Discours de la Methode - Descartes

------
tchock
Understanding Media: the extensions of Man, by Marshall McLuhan

------
gyardley
Jonathan Haidt's "The Righteous Mind" was terrific.

------
jdelard
Breakfast for Champions - Kurt Vonnegut

------
tiplus
daemon - daniel suarez,

freedom - daniel suarez

------
peterwiese
The Strangest Man - Graham Farmelo

A biography of Paul Dirac. Very good.

\---------------

The Fabric of the Universe - David Deutsch

What picture can we paint of the universe if we take together the best
theories we have about fundamental things like time, life, virtual reality,
cosmology etc. Easily the best book i've read in recent years. Consider that
Deutsch is a very distinguished scientist in the field of quantum
cryptography/computing. He is really good at explaining things in terms that
non-physicists and experts alike can learn a lot!

\---------------

Roadside Picnic - Strugatzky

Soviet Science Fiction book about the first and only visit of earth by aliens.
The approach is very unusual since there is never any direct contact between
humans and the extra terrestrial intelligence.
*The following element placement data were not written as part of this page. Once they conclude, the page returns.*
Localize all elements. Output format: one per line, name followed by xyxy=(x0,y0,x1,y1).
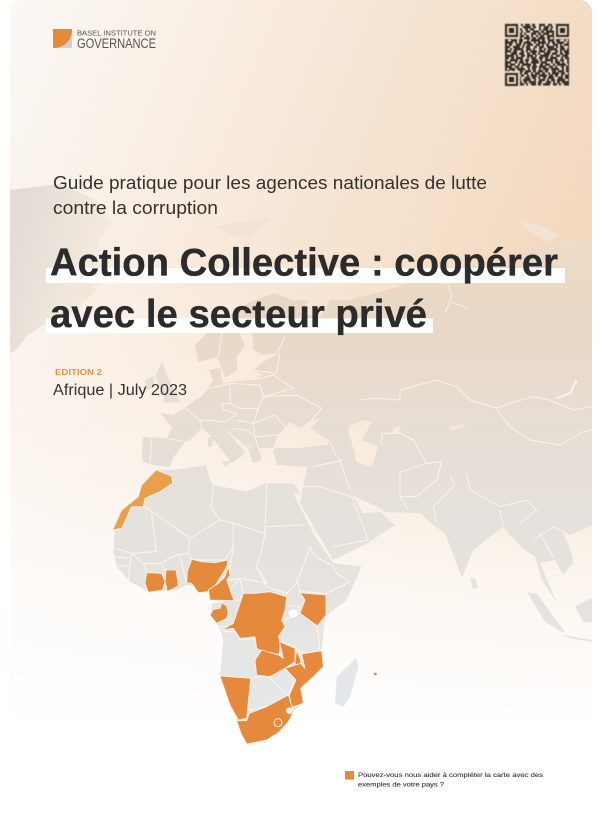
Côte d'Ivoire xyxy=(145,573,165,592)
logo xyxy=(53,29,156,51)
legend xyxy=(345,771,543,788)
legend text: exemples de votre pays ? xyxy=(358,782,445,788)
Morocco and Western Sahara xyxy=(113,470,173,530)
logo mark xyxy=(53,29,72,48)
edition label: EDITION 2 xyxy=(55,367,102,377)
Mauritius xyxy=(374,673,377,675)
Cameroon xyxy=(208,567,234,601)
map: Africa xyxy=(113,465,377,744)
Kenya xyxy=(300,593,326,626)
Ghana xyxy=(165,570,178,591)
Zambia xyxy=(255,642,295,677)
logo name: BASEL INSTITUTE ON xyxy=(77,30,156,38)
title: avec le secteur privé xyxy=(50,293,427,336)
subtitle: contre la corruption xyxy=(53,198,218,218)
Malawi xyxy=(294,650,302,664)
Mozambique xyxy=(285,651,323,707)
world map xyxy=(10,184,592,744)
title highlight bars xyxy=(46,268,565,333)
Lesotho outline xyxy=(274,719,282,727)
Africa landmass xyxy=(113,465,362,744)
date: Afrique | July 2023 xyxy=(53,382,187,399)
title: Action Collective : coopérer xyxy=(50,242,558,284)
map: Russian and Mongolian borders and inland water xyxy=(360,285,592,445)
Africa borders xyxy=(113,467,350,710)
Eswatini xyxy=(286,707,293,714)
orange countries xyxy=(113,470,377,744)
legend text xyxy=(358,772,543,788)
heading text block xyxy=(46,173,565,399)
Nigeria xyxy=(187,559,228,593)
Gabon xyxy=(210,603,228,623)
Lake Victoria xyxy=(289,609,298,617)
Namibia xyxy=(220,676,251,720)
QR code xyxy=(504,23,570,87)
map: European borders xyxy=(150,333,337,463)
DR Congo xyxy=(222,592,287,657)
logo name: GOVERNANCE xyxy=(77,36,156,51)
legend swatch xyxy=(345,771,354,780)
subtitle: Guide pratique pour les agences nationales de lutte xyxy=(53,173,487,193)
South Africa xyxy=(237,695,293,744)
legend text: Pouvez-vous nous aider à compléter la carte avec des xyxy=(358,772,543,779)
subtitle xyxy=(53,173,487,218)
map: Greenland and Iceland xyxy=(10,184,112,353)
logo name xyxy=(77,30,156,51)
map: Asian borders xyxy=(300,433,573,560)
map: Europe and Asia xyxy=(142,217,592,642)
Madagascar xyxy=(335,658,358,707)
title xyxy=(50,242,558,336)
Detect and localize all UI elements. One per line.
The book is more like a study
of human society and how it could develop if suddenly there was some extremely
advanced technology available to us which we are too primitive to
understand/control.

------
xxiao
sigh , i read HN all day long and have no time left for books.

seriously though, i use books as a reference and just hack along, i mean
technical books, for non-tech books, i have not read them for years.